I never wanted to be one of those people who every birthday shrieks and covers their faces screaming “no oh god why me why is it always me” or, as is more realistic, complains a little about getting older every year. It didn’t make sense to me. Birthdays come whether you complain or not, and it seemed to me, you don’t want to complain away the one day a year you get presents for essentially not dying, you want to eat all the cake.

Despite this, a few years ago, I came perilously close to being that person.

I turned 26 and the knowledge that this would keep on happening, that though I still felt 19 and was for all intents and purposes, homeless and unemployed, I was no longer in my early twenties, and that there was every chance I would grow old and die dawned on me with a horrific thud that resounded deep in my viscera. No one told me it would be utterly terrifying.

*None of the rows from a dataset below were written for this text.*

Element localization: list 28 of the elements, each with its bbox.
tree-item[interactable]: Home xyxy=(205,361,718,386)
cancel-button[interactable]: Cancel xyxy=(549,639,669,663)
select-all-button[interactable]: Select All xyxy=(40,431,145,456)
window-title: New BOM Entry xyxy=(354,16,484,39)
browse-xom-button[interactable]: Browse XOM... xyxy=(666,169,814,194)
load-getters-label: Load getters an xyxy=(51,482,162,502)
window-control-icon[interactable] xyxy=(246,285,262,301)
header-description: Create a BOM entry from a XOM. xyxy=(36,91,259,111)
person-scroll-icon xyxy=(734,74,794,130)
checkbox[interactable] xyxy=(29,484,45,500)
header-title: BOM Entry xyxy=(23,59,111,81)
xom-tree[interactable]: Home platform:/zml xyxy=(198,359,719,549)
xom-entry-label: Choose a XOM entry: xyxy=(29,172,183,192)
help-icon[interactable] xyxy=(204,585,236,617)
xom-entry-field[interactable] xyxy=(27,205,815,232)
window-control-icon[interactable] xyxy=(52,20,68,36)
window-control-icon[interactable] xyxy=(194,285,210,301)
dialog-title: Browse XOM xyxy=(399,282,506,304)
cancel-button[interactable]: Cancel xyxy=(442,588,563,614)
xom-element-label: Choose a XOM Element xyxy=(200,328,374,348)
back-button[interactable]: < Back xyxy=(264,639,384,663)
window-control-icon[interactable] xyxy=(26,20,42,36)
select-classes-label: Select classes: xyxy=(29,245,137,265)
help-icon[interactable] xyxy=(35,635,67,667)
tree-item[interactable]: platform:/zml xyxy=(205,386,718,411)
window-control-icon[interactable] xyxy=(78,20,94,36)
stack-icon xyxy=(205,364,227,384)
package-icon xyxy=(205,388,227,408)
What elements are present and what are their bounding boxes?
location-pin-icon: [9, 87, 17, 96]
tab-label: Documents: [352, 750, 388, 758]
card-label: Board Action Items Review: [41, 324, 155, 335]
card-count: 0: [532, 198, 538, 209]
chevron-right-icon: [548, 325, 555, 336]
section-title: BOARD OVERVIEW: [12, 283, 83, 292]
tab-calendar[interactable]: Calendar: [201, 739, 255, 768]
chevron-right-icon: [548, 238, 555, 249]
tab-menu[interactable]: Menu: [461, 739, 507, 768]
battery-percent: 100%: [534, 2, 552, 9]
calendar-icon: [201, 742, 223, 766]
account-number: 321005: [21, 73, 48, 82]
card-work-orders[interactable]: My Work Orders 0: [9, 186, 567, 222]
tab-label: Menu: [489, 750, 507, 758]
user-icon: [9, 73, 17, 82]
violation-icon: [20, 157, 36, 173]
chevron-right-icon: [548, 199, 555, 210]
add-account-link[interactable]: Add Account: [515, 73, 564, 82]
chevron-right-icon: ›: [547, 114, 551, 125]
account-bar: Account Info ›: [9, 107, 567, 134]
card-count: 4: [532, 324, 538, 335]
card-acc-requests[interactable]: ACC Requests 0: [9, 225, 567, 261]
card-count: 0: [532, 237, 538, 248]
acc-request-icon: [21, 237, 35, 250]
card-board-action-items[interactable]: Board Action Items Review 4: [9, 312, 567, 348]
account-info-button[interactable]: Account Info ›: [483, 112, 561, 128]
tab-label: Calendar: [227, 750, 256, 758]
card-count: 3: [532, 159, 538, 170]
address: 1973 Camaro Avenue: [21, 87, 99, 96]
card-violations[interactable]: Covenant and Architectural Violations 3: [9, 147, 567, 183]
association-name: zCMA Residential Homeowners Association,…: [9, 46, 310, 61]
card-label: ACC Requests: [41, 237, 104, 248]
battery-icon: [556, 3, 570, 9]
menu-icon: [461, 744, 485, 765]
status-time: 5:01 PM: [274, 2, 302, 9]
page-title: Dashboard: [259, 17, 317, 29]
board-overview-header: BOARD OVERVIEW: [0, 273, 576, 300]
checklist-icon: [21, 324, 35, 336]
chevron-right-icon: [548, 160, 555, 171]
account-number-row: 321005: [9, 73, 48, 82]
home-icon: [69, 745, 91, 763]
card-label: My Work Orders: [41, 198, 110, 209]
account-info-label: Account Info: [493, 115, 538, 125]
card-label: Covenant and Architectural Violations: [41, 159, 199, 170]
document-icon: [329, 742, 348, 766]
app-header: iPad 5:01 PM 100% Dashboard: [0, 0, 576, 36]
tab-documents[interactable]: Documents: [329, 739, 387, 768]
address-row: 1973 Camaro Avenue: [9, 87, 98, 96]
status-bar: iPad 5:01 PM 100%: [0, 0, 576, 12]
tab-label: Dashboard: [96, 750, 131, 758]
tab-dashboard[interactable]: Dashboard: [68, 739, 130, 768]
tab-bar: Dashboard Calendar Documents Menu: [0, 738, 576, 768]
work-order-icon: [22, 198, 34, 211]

Mild break down later, I went on to be a 27 year old, with a similar but less intense freak out about officially moving in to my late twenties, then, surprisingly, I turned 28. It was here that myself and a similarly aged friend did the maths and realized we were 12 years off of 40.

We very nearly lost our minds.

Since then I have been dreading 30. Not because I won’t party any more, not because of my skin sagging and the jokes from friends, but because I am most definitely not a 30 year old.

I believe I’ve made no secret of the fact that I feel my moving into adulthood has been some sort of embarrassing paperwork error on someone else’s part. I am stupid, laugh loudly, still enjoy slurpees and cartoons etc etc.

Though I joke about it, there has been many a moment of real fear in there as I contemplate my life after 30 watching people wear beige and be convincing about things they understand as I tie up my cons and move on to another in a series of casual jobs.

When I was newly 26, and lying on the floor in a morass of undignified horror, I paused in my wailing to ask my good friend Caryn, if she ever freaked out about getting older. “do you ever feel like you’re not the right age?” I whispered down the phone.

Caryn, a beacon of hope in a stupid, probably sugar induced frenzy, sagely replied “actually, I feel more like myself every year.”

At the time I was stumped but had the good sense to hope that one day I would understand how or what she meant.

And now that day has arrived. Somehow, slowly and insidiously, without really noticing it happening, I’ve arrived somewhere calm. Somewhere I’m happy to be, where 30 is actually something I’m really excited about. It snuck up on me like a sneaky little maturity ninja or responsibility ghost and now I feel like 30 is something I want to put on with my favourite shoes and go dancing in.

It’s a whole mess of things that have not all come together at once, but have rather been growing in me and around me, some for nearly 30 years. It’s about how I have a job now that I love, and that helps me to feel like I can do things for the first time ever. I am excited by the new things I can learn and encouraged by creativity rather than intimidated by it. I am comfortable but still challenged by my faith and though I’ve had times this year when I thought it was all a bunch of shit, I am happily trapped here once again. I live in a fabulous area of Melbourne that helps me feel alive and connected. I write more than I did before and I feel like I do an ok job sometimes. I am the happiest and most satisfied with who I am, how I look and how I spend my time that I’ve ever been- in short, I feel more like myself than I ever have.

I am still a huge spaz of course, but I’ve learnt that everyone does everything differently and the way I do 29- 30 doesn’t have to be the way that others have. I completely dug my 20’s and it will still be surreal when I meet various 23 year olds and I tell them I’m a whole different survey box, but if 30 means more of this learning how to be myself bidness, then bring that shit on.

So that is all the things I’m writing about for now because my internet was weird and i’ve been busy and tired (and at the microbrew showcase) and I will do more writing later. Like you even care. Shut up.